PITTSFIELD -- The Pittsfield school system has signed up to be among the first in the state to take part in a new fingerprinting process and national criminal database check for school employees.
A law passed last year by the state Legislature mandates that most school employees be fingerprinted, along with undergoing more detailed criminal background checks. Currently, potential school employees are checked to see if they have a criminal history in the state. The new background check system will screen for any possible criminal histories in other states.
The new State Automated Fingerprint Identification System began this month in a select group of schools in the state. A fingerprinting center has been set up in Pittsfield to handle Pittsfield schools and other districts.
Pittsfield Schools Superintendent Jacob "Jake" McCandless said the district hasn’t yet begun fingerprinting employees. He is still awaiting word from the state on who will be fingerprinted and when.
The location of the fingerprinting office is on the first floor of 160 North Street in Pittsfield, at Quest Connect, a technology training center. Owner Jeff van Lingen said fingerprinting has begun, with employees from different schools stopping there to be fingerprinted. He contracts with MorphoTrust USA to do the work.
Van Lingen, whose background is in information technology, has fingerprinted about a dozen school employees, mainly from Springfield, along with some from Berkshire County schools. Unlike the ink fingerprinting historically done by police departments, the office in Pittsfield utilizes computers and a scanner. Van Lingen manually rubs the employee’s fingers over the scanner in a process that can take about 10 minutes. On Saturday, van Lingen had to retry the prints several times due to misreads while fingerprinting two teachers from Springfield.
Van Lingen said the school employees he has met so far seem "receptive" to the process, though complaints about the cost are common. The processing fees are $55 for licensed educators and $35 for other employees.
Juana Torres, a professional child care worker from Springfield, said she thought the fingerprinting was "a good idea" though she said "I had no idea what I was getting into." She had never been fingerprinted before and said "it’s a little scary." She said van Lingen did a good job. "I hope they don’t mistake my fingerprints for somebody else’s."
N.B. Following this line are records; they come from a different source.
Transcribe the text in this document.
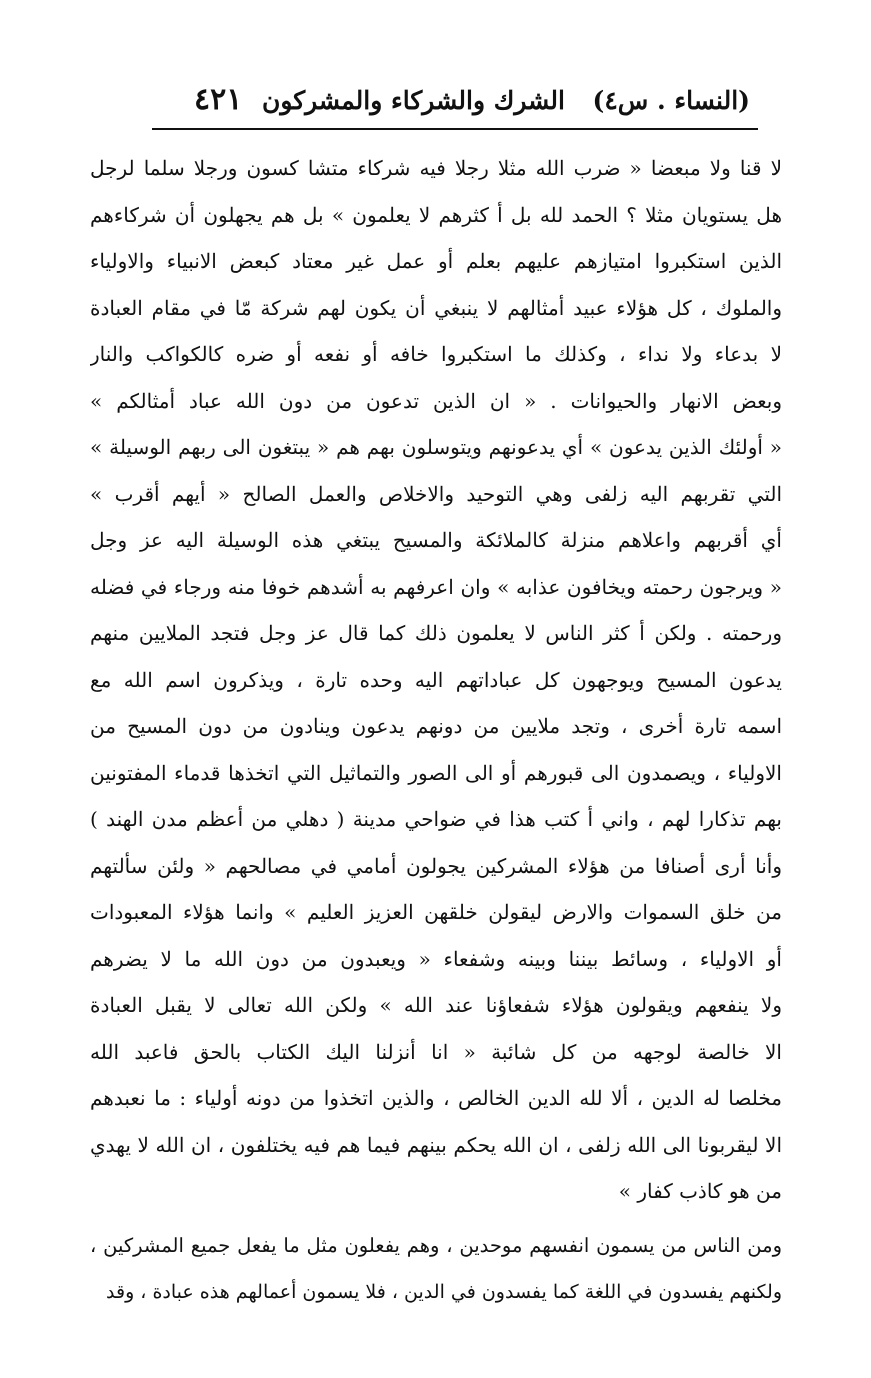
(النساء . س٤)
الشرك والشركاء والمشركون
٤٢١
لا قنا ولا مبعضا « ضرب الله مثلا رجلا فيه شركاء متشا كسون ورجلا سلما لرجل
هل يستويان مثلا ؟ الحمد لله بل أ كثرهم لا يعلمون » بل هم يجهلون أن شركاءهم
الذين استكبروا امتيازهم عليهم بعلم أو عمل غير معتاد كبعض الانبياء والاولياء
والملوك ، كل هؤلاء عبيد أمثالهم لا ينبغي أن يكون لهم شركة مّا في مقام العبادة
لا بدعاء ولا نداء ، وكذلك ما استكبروا خافه أو نفعه أو ضره كالكواكب والنار
وبعض الانهار والحيوانات . « ان الذين تدعون من دون الله عباد أمثالكم »
« أولئك الذين يدعون » أي يدعونهم ويتوسلون بهم هم « يبتغون الى ربهم الوسيلة »
التي تقربهم اليه زلفى وهي التوحيد والاخلاص والعمل الصالح « أيهم أقرب »
أي أقربهم واعلاهم منزلة كالملائكة والمسيح يبتغي هذه الوسيلة اليه عز وجل
« ويرجون رحمته ويخافون عذابه » وان اعرفهم به أشدهم خوفا منه ورجاء في فضله
ورحمته . ولكن أ كثر الناس لا يعلمون ذلك كما قال عز وجل فتجد الملايين منهم
يدعون المسيح ويوجهون كل عباداتهم اليه وحده تارة ، ويذكرون اسم الله مع
اسمه تارة أخرى ، وتجد ملايين من دونهم يدعون وينادون من دون المسيح من
الاولياء ، ويصمدون الى قبورهم أو الى الصور والتماثيل التي اتخذها قدماء المفتونين
بهم تذكارا لهم ، واني أ كتب هذا في ضواحي مدينة ( دهلي من أعظم مدن الهند )
وأنا أرى أصنافا من هؤلاء المشركين يجولون أمامي في مصالحهم « ولئن سألتهم
من خلق السموات والارض ليقولن خلقهن العزيز العليم » وانما هؤلاء المعبودات
أو الاولياء ، وسائط بيننا وبينه وشفعاء « ويعبدون من دون الله ما لا يضرهم
ولا ينفعهم ويقولون هؤلاء شفعاؤنا عند الله » ولكن الله تعالى لا يقبل العبادة
الا خالصة لوجهه من كل شائبة « انا أنزلنا اليك الكتاب بالحق فاعبد الله
مخلصا له الدين ، ألا لله الدين الخالص ، والذين اتخذوا من دونه أولياء : ما نعبدهم
الا ليقربونا الى الله زلفى ، ان الله يحكم بينهم فيما هم فيه يختلفون ، ان الله لا يهدي
من هو كاذب كفار »
ومن الناس من يسمون انفسهم موحدين ، وهم يفعلون مثل ما يفعل جميع المشركين ،
ولكنهم يفسدون في اللغة كما يفسدون في الدين ، فلا يسمون أعمالهم هذه عبادة ، وقد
Over the next few weeks, more schools are expected to take part in the fingerprinting and background check system. The immediate focus will be on newly hired employees, with checks on the rest of school workers to follow, said JC Considine, chief of staff for the Massachusetts Department of Elementary and Secondary Education.
McCandless said he is still awaiting more information from the state. "I’m not as convinced that we are full steam ahead on anything," McCandless said. "We’re pretty light on details."
McCandless said the school district volunteered this past summer to test out the new fingerprinting process. With Pittsfield being in close proximity to three different states, "there are lots of people (working for Pittsfield schools) who have never called Massachusetts home," McCandless said.
"Whether we are hiring somebody who is safe for our students from a national perspective is a very worthwhile and worthy step," he said. Fingerprinting and more detailed checks "gives us a better filter that the people working with our kids are the people we want working with our kids," McCandless said.
Brendan Sheran, president of the United Educators of Pittsfield, said the union is supportive of the system. He said Massachusetts is the last state in the country to require such screening of its employees.
"We want our students to have educators in front of them who don’t have harmful crimes behind them," Sheran said. He said, however, that the union has an issue with making teachers pay the processing fees.
"Having teachers pay is the bone of contention we have," Sheran said. He said he hasn’t approached the administration or the Pittsfield School Committee about the issue but plans to do so.
Other local schools scheduled to be among the first taking part in the system are the Northern Berkshire Regional Vocational Technical School and Berkshire Arts and Technology Charter School.
The law extends to all public, private and parochial schools. Gov. Deval Patrick signed the legislation in January, 2013, but it is just now taking effect. According to the legislation, all school employees who may have direct and unmonitored contact with children will have to go through the process.